Sì, per me è importante parlare di cose che esistono davvero, altrimenti starei zitto.
La data che dà il titolo all’album è la stessa del concerto portato a San Zenone: danno sensazioni particolari, queste corrispondenze?
Me l’hanno fatto presente diverse persone, onestamente non me ne ero neanche accorto. Forse perché la data in sé ha poca importanza per me, è solo la via dove abito, dove scrivo e dove succede ogni cosa che sporca la mia vita. Dopo aver deciso il nome dell’album ho anche scoperto che è la data della liberazione di Livorno dai fascisti, questo mi rende ancora più fiero.
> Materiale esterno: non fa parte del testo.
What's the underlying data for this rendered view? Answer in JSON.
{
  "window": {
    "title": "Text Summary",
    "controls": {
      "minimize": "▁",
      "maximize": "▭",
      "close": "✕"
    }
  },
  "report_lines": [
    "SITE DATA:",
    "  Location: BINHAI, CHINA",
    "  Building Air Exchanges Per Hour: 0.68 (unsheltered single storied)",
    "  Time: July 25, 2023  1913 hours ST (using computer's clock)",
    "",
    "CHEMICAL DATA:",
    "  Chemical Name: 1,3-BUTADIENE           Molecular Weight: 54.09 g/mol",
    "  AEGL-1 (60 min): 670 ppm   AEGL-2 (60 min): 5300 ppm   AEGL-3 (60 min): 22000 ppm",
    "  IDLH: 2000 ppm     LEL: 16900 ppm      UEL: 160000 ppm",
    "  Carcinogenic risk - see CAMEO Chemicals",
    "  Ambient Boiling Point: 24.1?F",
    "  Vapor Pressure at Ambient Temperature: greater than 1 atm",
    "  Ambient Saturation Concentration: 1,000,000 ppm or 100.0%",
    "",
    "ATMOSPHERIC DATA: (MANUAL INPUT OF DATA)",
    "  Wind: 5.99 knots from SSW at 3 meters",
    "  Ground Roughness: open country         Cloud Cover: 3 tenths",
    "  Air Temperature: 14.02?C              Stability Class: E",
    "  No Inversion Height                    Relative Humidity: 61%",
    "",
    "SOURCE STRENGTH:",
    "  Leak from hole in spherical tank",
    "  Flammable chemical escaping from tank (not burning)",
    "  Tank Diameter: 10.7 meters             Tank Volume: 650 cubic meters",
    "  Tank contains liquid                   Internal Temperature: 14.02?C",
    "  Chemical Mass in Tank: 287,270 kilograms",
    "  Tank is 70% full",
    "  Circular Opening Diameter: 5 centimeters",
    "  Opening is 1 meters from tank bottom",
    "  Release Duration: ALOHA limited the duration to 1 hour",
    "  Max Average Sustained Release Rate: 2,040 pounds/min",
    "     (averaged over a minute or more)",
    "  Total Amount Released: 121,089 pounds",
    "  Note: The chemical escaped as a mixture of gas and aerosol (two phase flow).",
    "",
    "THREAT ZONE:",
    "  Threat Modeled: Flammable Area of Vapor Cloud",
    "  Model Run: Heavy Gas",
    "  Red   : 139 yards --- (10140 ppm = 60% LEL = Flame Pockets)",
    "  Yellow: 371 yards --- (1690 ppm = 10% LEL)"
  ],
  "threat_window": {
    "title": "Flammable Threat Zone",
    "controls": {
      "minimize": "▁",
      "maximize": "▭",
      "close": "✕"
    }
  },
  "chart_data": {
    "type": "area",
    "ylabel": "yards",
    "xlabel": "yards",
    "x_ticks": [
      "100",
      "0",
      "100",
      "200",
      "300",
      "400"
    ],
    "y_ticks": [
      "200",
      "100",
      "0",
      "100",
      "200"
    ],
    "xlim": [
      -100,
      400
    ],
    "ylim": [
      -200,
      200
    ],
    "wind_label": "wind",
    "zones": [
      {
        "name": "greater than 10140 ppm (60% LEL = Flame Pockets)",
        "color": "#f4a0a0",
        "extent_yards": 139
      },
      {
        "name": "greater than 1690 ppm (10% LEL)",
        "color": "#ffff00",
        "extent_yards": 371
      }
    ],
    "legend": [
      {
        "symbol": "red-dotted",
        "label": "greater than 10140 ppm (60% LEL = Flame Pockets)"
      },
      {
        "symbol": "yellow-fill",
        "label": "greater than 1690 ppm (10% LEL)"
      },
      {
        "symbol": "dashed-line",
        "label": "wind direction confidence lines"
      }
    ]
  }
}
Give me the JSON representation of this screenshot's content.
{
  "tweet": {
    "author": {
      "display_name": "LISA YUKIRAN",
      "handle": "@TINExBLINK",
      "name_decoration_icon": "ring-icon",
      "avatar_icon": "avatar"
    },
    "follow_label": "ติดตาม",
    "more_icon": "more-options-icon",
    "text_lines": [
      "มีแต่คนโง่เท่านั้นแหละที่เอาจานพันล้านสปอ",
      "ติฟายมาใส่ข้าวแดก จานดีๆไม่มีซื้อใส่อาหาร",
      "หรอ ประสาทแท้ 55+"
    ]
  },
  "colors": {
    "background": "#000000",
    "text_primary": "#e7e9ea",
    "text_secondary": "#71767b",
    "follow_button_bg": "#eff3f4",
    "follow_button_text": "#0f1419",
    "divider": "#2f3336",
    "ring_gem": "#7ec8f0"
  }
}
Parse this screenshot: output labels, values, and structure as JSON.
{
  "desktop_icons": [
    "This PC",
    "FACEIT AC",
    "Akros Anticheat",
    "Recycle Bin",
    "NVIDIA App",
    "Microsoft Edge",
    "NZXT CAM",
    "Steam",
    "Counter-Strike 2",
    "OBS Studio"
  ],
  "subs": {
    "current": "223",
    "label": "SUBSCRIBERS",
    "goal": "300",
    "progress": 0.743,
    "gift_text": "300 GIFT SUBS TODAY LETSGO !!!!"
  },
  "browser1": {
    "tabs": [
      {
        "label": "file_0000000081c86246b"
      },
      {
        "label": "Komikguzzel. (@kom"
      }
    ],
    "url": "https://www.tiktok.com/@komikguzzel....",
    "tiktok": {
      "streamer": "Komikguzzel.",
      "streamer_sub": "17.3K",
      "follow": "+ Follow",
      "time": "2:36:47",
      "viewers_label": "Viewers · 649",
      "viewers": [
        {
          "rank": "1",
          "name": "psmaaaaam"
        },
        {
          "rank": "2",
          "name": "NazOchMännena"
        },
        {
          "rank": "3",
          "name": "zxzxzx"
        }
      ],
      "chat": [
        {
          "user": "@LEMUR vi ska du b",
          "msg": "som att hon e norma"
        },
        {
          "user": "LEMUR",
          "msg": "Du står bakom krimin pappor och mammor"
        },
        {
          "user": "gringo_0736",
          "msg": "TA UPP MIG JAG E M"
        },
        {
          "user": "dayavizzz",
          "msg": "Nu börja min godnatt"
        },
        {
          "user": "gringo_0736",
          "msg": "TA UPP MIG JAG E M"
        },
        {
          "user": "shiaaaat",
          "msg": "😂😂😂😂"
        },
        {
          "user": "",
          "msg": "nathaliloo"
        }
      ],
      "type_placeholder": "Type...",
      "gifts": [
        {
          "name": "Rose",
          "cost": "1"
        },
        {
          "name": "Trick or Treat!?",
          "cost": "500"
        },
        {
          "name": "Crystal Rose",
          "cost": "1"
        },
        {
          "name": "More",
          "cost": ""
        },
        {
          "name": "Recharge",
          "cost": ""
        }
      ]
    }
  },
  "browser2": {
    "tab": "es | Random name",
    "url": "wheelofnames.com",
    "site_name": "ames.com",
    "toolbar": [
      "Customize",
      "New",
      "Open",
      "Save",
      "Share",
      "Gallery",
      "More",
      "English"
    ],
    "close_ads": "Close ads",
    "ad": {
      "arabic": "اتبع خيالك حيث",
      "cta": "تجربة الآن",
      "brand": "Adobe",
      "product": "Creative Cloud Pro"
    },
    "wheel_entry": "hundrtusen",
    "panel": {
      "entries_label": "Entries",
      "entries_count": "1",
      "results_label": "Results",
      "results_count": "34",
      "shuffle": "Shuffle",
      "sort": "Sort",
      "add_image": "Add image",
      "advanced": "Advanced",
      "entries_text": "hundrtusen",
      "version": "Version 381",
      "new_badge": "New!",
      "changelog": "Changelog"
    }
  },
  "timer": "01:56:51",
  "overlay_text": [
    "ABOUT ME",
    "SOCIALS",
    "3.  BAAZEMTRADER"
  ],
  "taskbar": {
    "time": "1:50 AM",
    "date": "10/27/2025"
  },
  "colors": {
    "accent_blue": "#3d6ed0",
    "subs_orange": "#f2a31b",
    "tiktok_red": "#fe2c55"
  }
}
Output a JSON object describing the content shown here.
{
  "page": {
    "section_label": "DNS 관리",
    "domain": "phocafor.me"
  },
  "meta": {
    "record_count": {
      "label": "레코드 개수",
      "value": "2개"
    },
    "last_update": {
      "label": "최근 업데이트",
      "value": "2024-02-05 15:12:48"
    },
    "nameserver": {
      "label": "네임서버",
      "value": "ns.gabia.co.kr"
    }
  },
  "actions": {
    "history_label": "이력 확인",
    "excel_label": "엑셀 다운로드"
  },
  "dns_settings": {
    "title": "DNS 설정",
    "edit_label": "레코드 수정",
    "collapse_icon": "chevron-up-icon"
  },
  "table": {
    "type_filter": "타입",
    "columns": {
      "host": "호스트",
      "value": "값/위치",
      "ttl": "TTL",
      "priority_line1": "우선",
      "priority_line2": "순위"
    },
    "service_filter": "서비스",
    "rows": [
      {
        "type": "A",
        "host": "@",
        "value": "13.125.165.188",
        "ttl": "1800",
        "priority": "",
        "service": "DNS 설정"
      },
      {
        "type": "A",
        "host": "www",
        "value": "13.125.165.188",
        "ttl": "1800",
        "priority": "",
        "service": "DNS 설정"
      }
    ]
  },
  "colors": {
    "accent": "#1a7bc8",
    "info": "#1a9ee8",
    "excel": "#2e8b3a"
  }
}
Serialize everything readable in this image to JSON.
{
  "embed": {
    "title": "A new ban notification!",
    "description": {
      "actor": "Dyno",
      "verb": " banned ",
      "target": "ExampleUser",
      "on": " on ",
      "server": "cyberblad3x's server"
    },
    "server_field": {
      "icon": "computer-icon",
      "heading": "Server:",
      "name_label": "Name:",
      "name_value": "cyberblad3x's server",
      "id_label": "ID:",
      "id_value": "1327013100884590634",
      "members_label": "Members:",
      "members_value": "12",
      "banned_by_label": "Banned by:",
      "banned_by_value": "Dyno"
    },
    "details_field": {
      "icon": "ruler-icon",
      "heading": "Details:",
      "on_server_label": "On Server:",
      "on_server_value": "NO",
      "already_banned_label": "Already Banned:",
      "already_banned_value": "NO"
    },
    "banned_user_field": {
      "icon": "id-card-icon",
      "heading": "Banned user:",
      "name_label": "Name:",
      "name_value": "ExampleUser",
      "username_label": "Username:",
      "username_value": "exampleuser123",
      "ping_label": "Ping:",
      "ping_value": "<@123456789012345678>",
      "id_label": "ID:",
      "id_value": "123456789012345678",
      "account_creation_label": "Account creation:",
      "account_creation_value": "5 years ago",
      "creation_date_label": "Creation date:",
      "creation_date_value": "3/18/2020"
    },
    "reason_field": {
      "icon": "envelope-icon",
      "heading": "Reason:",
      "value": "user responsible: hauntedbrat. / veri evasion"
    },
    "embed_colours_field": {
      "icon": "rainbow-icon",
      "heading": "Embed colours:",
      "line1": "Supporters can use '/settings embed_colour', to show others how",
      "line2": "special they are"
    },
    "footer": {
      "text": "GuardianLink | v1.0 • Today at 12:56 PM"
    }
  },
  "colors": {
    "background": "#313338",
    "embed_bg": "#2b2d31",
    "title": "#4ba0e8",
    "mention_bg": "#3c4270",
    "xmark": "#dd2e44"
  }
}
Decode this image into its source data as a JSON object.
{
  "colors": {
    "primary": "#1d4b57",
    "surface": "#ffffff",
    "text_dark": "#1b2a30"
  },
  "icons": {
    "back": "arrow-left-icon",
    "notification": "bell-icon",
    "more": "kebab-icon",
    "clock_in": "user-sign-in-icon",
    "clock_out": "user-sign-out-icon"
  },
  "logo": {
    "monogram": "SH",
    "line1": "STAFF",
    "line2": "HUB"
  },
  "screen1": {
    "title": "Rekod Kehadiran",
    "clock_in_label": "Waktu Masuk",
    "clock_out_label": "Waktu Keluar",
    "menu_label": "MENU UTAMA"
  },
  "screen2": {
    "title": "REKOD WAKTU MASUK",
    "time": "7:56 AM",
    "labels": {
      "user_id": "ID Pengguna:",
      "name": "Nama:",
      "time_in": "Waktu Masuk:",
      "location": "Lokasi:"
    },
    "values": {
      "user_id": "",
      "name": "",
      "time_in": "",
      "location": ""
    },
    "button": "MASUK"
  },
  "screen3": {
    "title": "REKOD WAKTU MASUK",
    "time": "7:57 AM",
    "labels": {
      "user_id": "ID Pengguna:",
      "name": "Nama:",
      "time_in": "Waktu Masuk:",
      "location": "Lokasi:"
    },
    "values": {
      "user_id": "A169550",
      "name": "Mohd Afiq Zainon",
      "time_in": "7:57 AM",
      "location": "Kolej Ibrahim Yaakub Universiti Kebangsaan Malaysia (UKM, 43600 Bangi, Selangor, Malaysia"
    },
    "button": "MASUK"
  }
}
Ma questa è la versione che do quando voglio darmi un tono…
In Marti (uno dei quattro singoli estratti dal disco) canti una storia che sa di La sedia di lillà, detta coi toni odierni e con meno estetica decadente dentro. La droga detta senza troppe ipocrisie.
La droga spiegata da qualcuno che non l’ha vissuta è come un tramonto spiegato da un daltonico. Forse mi ripeto, e chiedo scusa, ma mi piace parlare di cose pesanti svuotandole dal dolore che si portano addosso, come le racconterebbe un bambino, senza filtri. Non dico che sia una dialettica intelligibile a tutti e neanche che sia una dialettica giusta… è solo la mia.
La verità è che mi stanno antipatiche le persone che parlano di cose stupide con paroloni, come se la loro merda profumasse, come se sapessero una verità che noi comuni mortali non sappiamo.
La verità è che io non so dove sto, non so dove collocarmi, ma credo di trovarmi nel punto più lontano da questo tipo di persone.
In Italia parli di “cantanti venduti vestiti da giovani e non sono giovani”: cos’è che ti infastidisce? È una questione d’età?
La frase “cantanti venduti vestiti da giovani” era una frase che mi faceva soltanto ridere, tutto qui. Non credo che l’età sia importante nell’arte e neanche l’estetica.
In realtà ci sono poche cose che mi infastidiscono, immagino che l’ipocrisia e la falsità siano le cose che tollero di meno, insieme all’arrivismo. Detto questo, aggiungo e confesso di non essere un campione di socialità. A me stanno simpatiche poche persone, e generalmente sono quelle che non stanno simpatiche a nessuno, gli emarginati.
I progetti nel cantiere di Cassio? E perché un nome così antico, pieno di echi?
A inizio Agosto suonerò a Fano, dopodiché sarò un po’ in giro come sempre. Scrivo quotidianamente cose diverse, da un mese all’altro mi sento cambiare il mondo addosso, dentro. Spero di continuare a pubblicare cose per tutta la vita, tutto qui.
La storia dietro al nome “Cassio” purtroppo non ha riferimenti storici, é piuttosto una banale storia familiare. Io sono il secondo di tre figli maschi e il mio babbo ha sempre avuto la passione per i nomi romani. Ovviamente mia madre non gli ha permesso di dare il nome Cassio a nessuno di noi, quindi, ora che ci penso, è più un omaggio a babbo.